One Semester Doctor

Dear Nabeel,

I’m writing to you on a cold Monday evening, having just finished my first day of the Māori Health intensive. Perhaps this evokes some memories for you.

It’s hard to fathom that I’ve already completed a semester of medical school, a dream you’ve nurtured for so many years. By the time you're reading this, I'm sure you've navigated a remarkable journey filled with growth and reflection, gathering experiences that have shaped you into the person you've always envisioned becoming.

I sincerely hope you've preserved the genuine care you possessed when you first started. Even after just one semester, I often ponder the vulnerability of wearing your heart on your sleeve.

Expressing your true feelings can deepen connections with colleagues and patients, but it also exposes you to pain. Nevertheless, cultivating your empathy and sensitivity will prove invaluable as you continue forward. These qualities, when nurtured wisely, will become your greatest assets. Please don't close yourself off when pressures rise; instead, strive to find a healthy balance, embracing deep feeling while managing the challenges of medical training.

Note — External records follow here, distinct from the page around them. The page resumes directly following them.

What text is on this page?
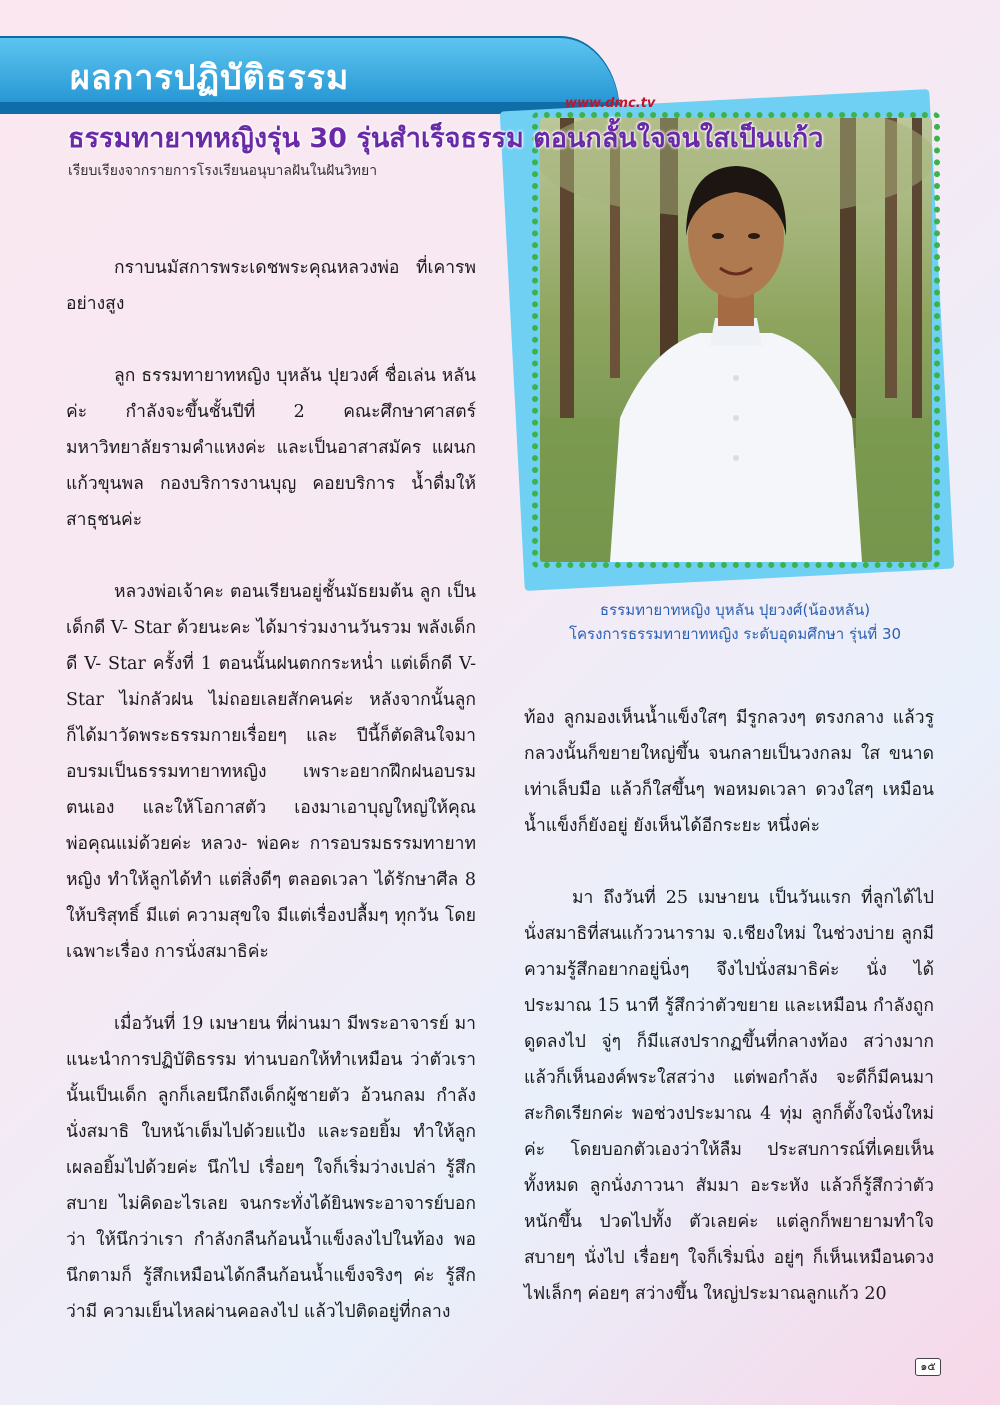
ผลการปฏิบัติธรรม
www.dmc.tv
ธรรมทายาทหญิงรุ่น 30 รุ่นสำเร็จธรรม ตอนกลั้นใจจนใสเป็นแก้ว

เรียบเรียงจากรายการโรงเรียนอนุบาลฝันในฝันวิทยา

ธรรมทายาทหญิง บุหลัน ปุยวงศ์(น้องหลัน)
โครงการธรรมทายาทหญิง ระดับอุดมศึกษา รุ่นที่ 30

กราบนมัสการพระเดชพระคุณหลวงพ่อ ที่เคารพอย่างสูง

ลูก ธรรมทายาทหญิง บุหลัน ปุยวงศ์ ชื่อเล่น หลัน ค่ะ กำลังจะขึ้นชั้นปีที่ 2 คณะศึกษาศาสตร์ มหาวิทยาลัยรามคำแหงค่ะ และเป็นอาสาสมัคร แผนกแก้วขุนพล กองบริการงานบุญ คอยบริการ น้ำดื่มให้สาธุชนค่ะ

หลวงพ่อเจ้าคะ ตอนเรียนอยู่ชั้นมัธยมต้น ลูก เป็นเด็กดี V- Star ด้วยนะคะ ได้มาร่วมงานวันรวม พลังเด็กดี V- Star ครั้งที่ 1 ตอนนั้นฝนตกกระหน่ำ แต่เด็กดี V- Star ไม่กลัวฝน ไม่ถอยเลยสักคนค่ะ หลังจากนั้นลูกก็ได้มาวัดพระธรรมกายเรื่อยๆ และ ปีนี้ก็ตัดสินใจมาอบรมเป็นธรรมทายาทหญิง เพราะอยากฝึกฝนอบรมตนเอง และให้โอกาสตัว เองมาเอาบุญใหญ่ให้คุณพ่อคุณแม่ด้วยค่ะ หลวง- พ่อคะ การอบรมธรรมทายาทหญิง ทำให้ลูกได้ทำ แต่สิ่งดีๆ ตลอดเวลา ได้รักษาศีล 8 ให้บริสุทธิ์ มีแต่ ความสุขใจ มีแต่เรื่องปลื้มๆ ทุกวัน โดยเฉพาะเรื่อง การนั่งสมาธิค่ะ

เมื่อวันที่ 19 เมษายน ที่ผ่านมา มีพระอาจารย์ มา แนะนำการปฏิบัติธรรม ท่านบอกให้ทำเหมือน ว่าตัวเรานั้นเป็นเด็ก ลูกก็เลยนึกถึงเด็กผู้ชายตัว อ้วนกลม กำลังนั่งสมาธิ ใบหน้าเต็มไปด้วยแป้ง และรอยยิ้ม ทำให้ลูกเผลอยิ้มไปด้วยค่ะ นึกไป เรื่อยๆ ใจก็เริ่มว่างเปล่า รู้สึกสบาย ไม่คิดอะไรเลย จนกระทั่งได้ยินพระอาจารย์บอกว่า ให้นึกว่าเรา กำลังกลืนก้อนน้ำแข็งลงไปในท้อง พอนึกตามก็ รู้สึกเหมือนได้กลืนก้อนน้ำแข็งจริงๆ ค่ะ รู้สึกว่ามี ความเย็นไหลผ่านคอลงไป แล้วไปติดอยู่ที่กลาง

ท้อง ลูกมองเห็นน้ำแข็งใสๆ มีรูกลวงๆ ตรงกลาง แล้วรูกลวงนั้นก็ขยายใหญ่ขึ้น จนกลายเป็นวงกลม ใส ขนาดเท่าเล็บมือ แล้วก็ใสขึ้นๆ พอหมดเวลา ดวงใสๆ เหมือนน้ำแข็งก็ยังอยู่ ยังเห็นได้อีกระยะ หนึ่งค่ะ

มา ถึงวันที่ 25 เมษายน เป็นวันแรก ที่ลูกได้ไป นั่งสมาธิที่สนแก้ววนาราม จ.เชียงใหม่ ในช่วงบ่าย ลูกมีความรู้สึกอยากอยู่นิ่งๆ จึงไปนั่งสมาธิค่ะ นั่ง ได้ประมาณ 15 นาที รู้สึกว่าตัวขยาย และเหมือน กำลังถูกดูดลงไป จู่ๆ ก็มีแสงปรากฏขึ้นที่กลางท้อง สว่างมาก แล้วก็เห็นองค์พระใสสว่าง แต่พอกำลัง จะดีก็มีคนมาสะกิดเรียกค่ะ พอช่วงประมาณ 4 ทุ่ม ลูกก็ตั้งใจนั่งใหม่ค่ะ โดยบอกตัวเองว่าให้ลืม ประสบการณ์ที่เคยเห็นทั้งหมด ลูกนั่งภาวนา สัมมา อะระหัง แล้วก็รู้สึกว่าตัวหนักขึ้น ปวดไปทั้ง ตัวเลยค่ะ แต่ลูกก็พยายามทำใจสบายๆ นั่งไป เรื่อยๆ ใจก็เริ่มนิ่ง อยู่ๆ ก็เห็นเหมือนดวงไฟเล็กๆ ค่อยๆ สว่างขึ้น ใหญ่ประมาณลูกแก้ว 20

๑๕
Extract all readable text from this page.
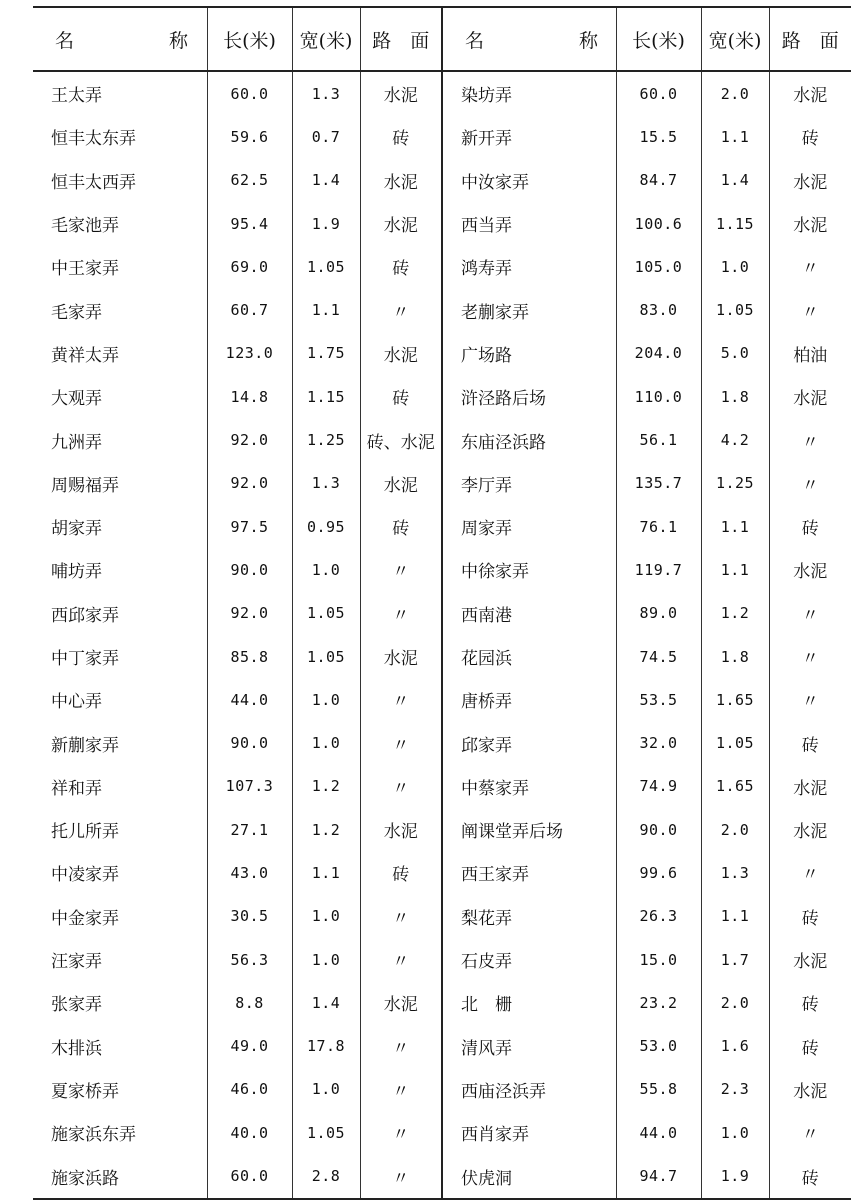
名　称	长(米)	宽(米)	路　面	名　称	长(米)	宽(米)	路　面
王太弄	60.0	1.3	水泥	染坊弄	60.0	2.0	水泥
恒丰太东弄	59.6	0.7	砖	新开弄	15.5	1.1	砖
恒丰太西弄	62.5	1.4	水泥	中汝家弄	84.7	1.4	水泥
毛家池弄	95.4	1.9	水泥	西当弄	100.6	1.15	水泥
中王家弄	69.0	1.05	砖	鸿寿弄	105.0	1.0	〃
毛家弄	60.7	1.1	〃	老蒯家弄	83.0	1.05	〃
黄祥太弄	123.0	1.75	水泥	广场路	204.0	5.0	柏油
大观弄	14.8	1.15	砖	浒泾路后场	110.0	1.8	水泥
九洲弄	92.0	1.25	砖、水泥	东庙泾浜路	56.1	4.2	〃
周赐福弄	92.0	1.3	水泥	李厅弄	135.7	1.25	〃
胡家弄	97.5	0.95	砖	周家弄	76.1	1.1	砖
哺坊弄	90.0	1.0	〃	中徐家弄	119.7	1.1	水泥
西邱家弄	92.0	1.05	〃	西南港	89.0	1.2	〃
中丁家弄	85.8	1.05	水泥	花园浜	74.5	1.8	〃
中心弄	44.0	1.0	〃	唐桥弄	53.5	1.65	〃
新蒯家弄	90.0	1.0	〃	邱家弄	32.0	1.05	砖
祥和弄	107.3	1.2	〃	中蔡家弄	74.9	1.65	水泥
托儿所弄	27.1	1.2	水泥	阐课堂弄后场	90.0	2.0	水泥
中凌家弄	43.0	1.1	砖	西王家弄	99.6	1.3	〃
中金家弄	30.5	1.0	〃	梨花弄	26.3	1.1	砖
汪家弄	56.3	1.0	〃	石皮弄	15.0	1.7	水泥
张家弄	8.8	1.4	水泥	北　栅	23.2	2.0	砖
木排浜	49.0	17.8	〃	清风弄	53.0	1.6	砖
夏家桥弄	46.0	1.0	〃	西庙泾浜弄	55.8	2.3	水泥
施家浜东弄	40.0	1.05	〃	西肖家弄	44.0	1.0	〃
施家浜路	60.0	2.8	〃	伏虎洞	94.7	1.9	砖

I wonder if your reasons for pursuing medicine have evolved over time. I hope you've discovered motivations that anchor you firmly, keeping you grounded amidst the turbulence. Medicine is tough. Despite believing it might feel easier after completing a Bachelor’s and a Master’s degree, it still demands every bit of effort to simply keep up.

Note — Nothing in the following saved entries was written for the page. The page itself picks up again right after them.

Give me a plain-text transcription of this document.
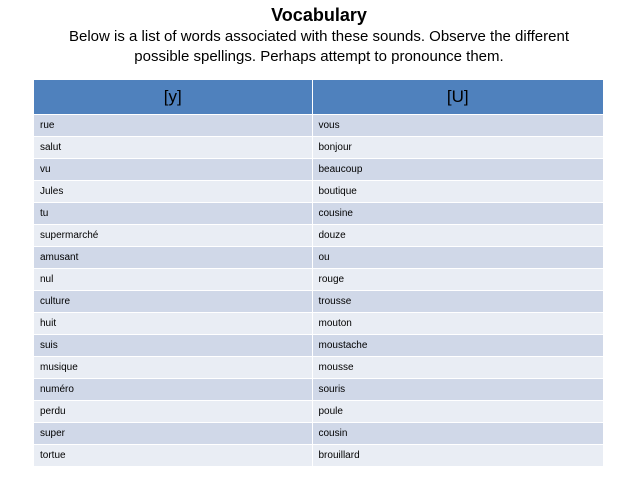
Vocabulary
Below is a list of words associated with these sounds. Observe the different
possible spellings. Perhaps attempt to pronounce them.
[y]	[U]
rue	vous
salut	bonjour
vu	beaucoup
Jules	boutique
tu	cousine
supermarché	douze
amusant	ou
nul	rouge
culture	trousse
huit	mouton
suis	moustache
musique	mousse
numéro	souris
perdu	poule
super	cousin
tortue	brouillard
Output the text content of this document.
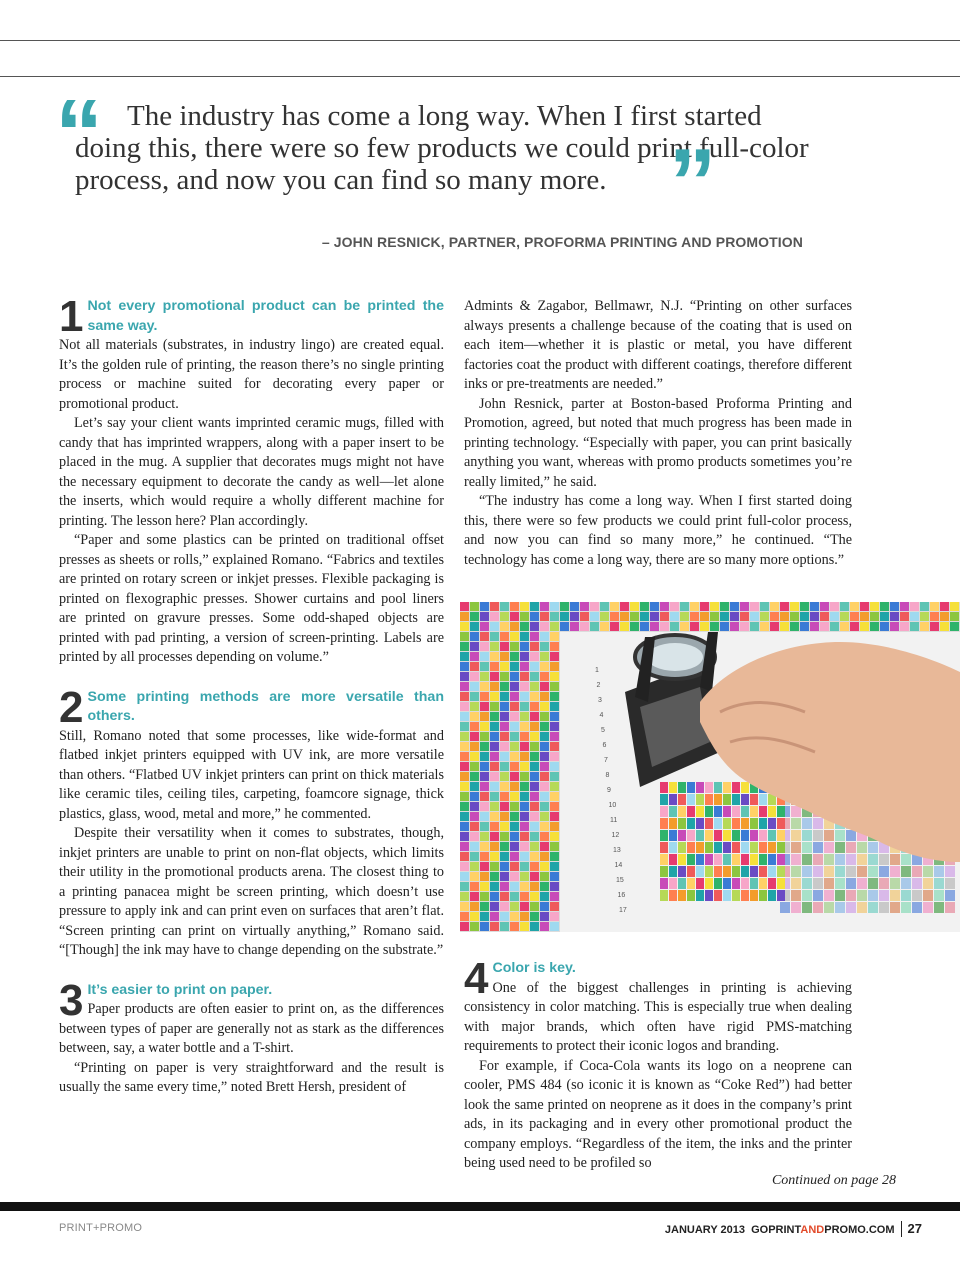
“ The industry has come a long way. When I first started doing this, there were so few products we could print full-color process, and now you can find so many more. ”

– JOHN RESNICK, PARTNER, PROFORMA PRINTING AND PROMOTION
1 Not every promotional product can be printed the same way.

Not all materials (substrates, in industry lingo) are created equal. It’s the golden rule of printing, the reason there’s no single printing process or machine suited for decorating every paper or promotional product.

Let’s say your client wants imprinted ceramic mugs, filled with candy that has imprinted wrappers, along with a paper insert to be placed in the mug. A supplier that decorates mugs might not have the necessary equipment to decorate the candy as well—let alone the inserts, which would require a wholly different machine for printing. The lesson here? Plan accordingly.

“Paper and some plastics can be printed on traditional offset presses as sheets or rolls,” explained Romano. “Fabrics and textiles are printed on rotary screen or inkjet presses. Flexible packaging is printed on flexographic presses. Shower curtains and pool liners are printed on gravure presses. Some odd-shaped objects are printed with pad printing, a version of screen-printing. Labels are printed by all processes depending on volume.”

2 Some printing methods are more versatile than others.

Still, Romano noted that some processes, like wide-format and flatbed inkjet printers equipped with UV ink, are more versatile than others. “Flatbed UV inkjet printers can print on thick materials like ceramic tiles, ceiling tiles, carpeting, foamcore signage, thick plastics, glass, wood, metal and more,” he commented.

Despite their versatility when it comes to substrates, though, inkjet printers are unable to print on non-flat objects, which limits their utility in the promotional products arena. The closest thing to a printing panacea might be screen printing, which doesn’t use pressure to apply ink and can print even on surfaces that aren’t flat. “Screen printing can print on virtually anything,” Romano said. “[Though] the ink may have to change depending on the substrate.”

3 It’s easier to print on paper.

Paper products are often easier to print on, as the differences between types of paper are generally not as stark as the differences between, say, a water bottle and a T-shirt.

“Printing on paper is very straightforward and the result is usually the same every time,” noted Brett Hersh, president of

Admints & Zagabor, Bellmawr, N.J. “Printing on other surfaces always presents a challenge because of the coating that is used on each item—whether it is plastic or metal, you have different factories coat the product with different coatings, therefore different inks or pre-treatments are needed.”

John Resnick, parter at Boston-based Proforma Printing and Promotion, agreed, but noted that much progress has been made in printing technology. “Especially with paper, you can print basically anything you want, whereas with promo products sometimes you’re really limited,” he said.

“The industry has come a long way. When I first started doing this, there were so few products we could print full-color process, and now you can find so many more,” he continued. “The technology has come a long way, there are so many more options.”

1
2
3
4
5
6
7
8
9
10
11
12
13
14
15
16
17
4 Color is key.

One of the biggest challenges in printing is achieving consistency in color matching. This is especially true when dealing with major brands, which often have rigid PMS-matching requirements to protect their iconic logos and branding.

For example, if Coca-Cola wants its logo on a neoprene can cooler, PMS 484 (so iconic it is known as “Coke Red”) had better look the same printed on neoprene as it does in the company’s print ads, in its packaging and in every other promotional product the company employs. “Regardless of the item, the inks and the printer being used need to be profiled so

Continued on page 28
PRINT+PROMO	JANUARY 2013 GOPRINTANDPROMO.COM 27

At times, I genuinely feel a bit insane. Who willingly chooses hardship when an easier, more stable life is within reach? Yet, I remind myself that this struggle serves a purpose far greater than myself, that maybe the pursuit of pushing my physical, emotional and intellectual limits, and then being able to make a difference in the lives of others, is what I find so alluring.

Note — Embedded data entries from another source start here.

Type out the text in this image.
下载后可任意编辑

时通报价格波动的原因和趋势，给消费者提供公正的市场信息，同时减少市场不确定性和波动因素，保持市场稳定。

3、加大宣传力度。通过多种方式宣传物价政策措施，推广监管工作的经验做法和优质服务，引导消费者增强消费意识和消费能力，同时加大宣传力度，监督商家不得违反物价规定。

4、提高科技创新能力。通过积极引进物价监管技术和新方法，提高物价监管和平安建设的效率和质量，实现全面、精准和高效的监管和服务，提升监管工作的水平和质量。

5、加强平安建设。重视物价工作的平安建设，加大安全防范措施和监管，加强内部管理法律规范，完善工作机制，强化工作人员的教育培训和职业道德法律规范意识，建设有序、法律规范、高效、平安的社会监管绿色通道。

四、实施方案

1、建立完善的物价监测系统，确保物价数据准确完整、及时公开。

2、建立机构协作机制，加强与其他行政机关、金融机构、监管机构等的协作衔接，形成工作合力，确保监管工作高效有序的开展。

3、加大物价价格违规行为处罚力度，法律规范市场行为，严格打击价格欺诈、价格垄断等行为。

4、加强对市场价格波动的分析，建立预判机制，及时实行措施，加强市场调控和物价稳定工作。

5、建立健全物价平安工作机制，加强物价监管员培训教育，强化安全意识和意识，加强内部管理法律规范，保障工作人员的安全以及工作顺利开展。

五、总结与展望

I wonder if this romanticised idea of selflessness still resonates with you. Does medicine remain your passion, or has it become merely a job?

I’m curious about where you are as you read this letter. Many things can change in five years. You might have lost friends or loved ones, drifted apart from people who were once close, or welcomed new individuals into your life. I hope you've learned not to take everything to heart or internalise every emotion, and most importantly, not to let medicine define who you are.

Remember, you're part of something greater, a purpose larger than yourself. You've certainly taken the scenic route to medicine, dedicating your life to reach this point. I hope you appreciate how truly fortunate you are. Honestly, sometimes I question whether it's worth it. It occasionally feels dishonest when we claim we're driven by selflessness. Choosing medicine might actually be the most selfish decision I've ever made. If I'm truthful, I'm doing this for myself.

Though I can't fully explain why, I feel deeply that I belong here.

Do you ever regret sacrificing tea time anime discussions with your sister or those comforting moments on the kitchen bench with your mother as delicious aromas fill the air? What about the peaceful walks, listening to her recount her day. Being away for extended periods, chasing my dreams, is undoubtedly challenging.

Yet perhaps these moments feel precious precisely because they're finite, a reward earned through dedication. Maybe, without this pursuit, these simple joys would lose some of their sweetness.

I know clearly the type of doctor I aspire to become, and I sincerely hope you haven’t changed. My goal has always been to stay true to myself, my values, and my beliefs. I don't want to lose myself to this profession or blend into the crowd. I aspire to feel deeply and to stand side by side with my patients, resisting the pressures and hurried pace of medicine.

It was surgery that drew you into medicine, the intricacy fascinated you. While completing your MDes, declaring your surgical aspirations came easily, though perhaps somewhat naively. Is that fire within you still burning strong?

Standardised tests never showcased my true abilities, and having my aptitude defined by grades is frustrating. That barrier made entering medicine especially challenging.

You've carved a unique path to reach medical school. likely the first in New Zealand to enter with a Master’s in Design. Do you recall how, in high school, medicine seemed unattainable? How those labeled as "intelligent" dismissed your dreams? Yet here you are, you simply never gave up.

Since starting medical school, you've learned the clichés of life hold profound truths. Being accepted wasn't the peak of your happiness; rather, it was the six-and-a-half-year journey filled with friendships, experiences, sweat, and tears that you cherish most.

When confronted with hardships, remember they're part of your journey, moments to be valued. Each challenge presents an opportunity for profound personal growth. Embrace these moments, understanding they're not merely obstacles but the very experiences that define you.

Ultimately, how we respond to life's daily trials shapes us, and sets the tone for who we ultimately become.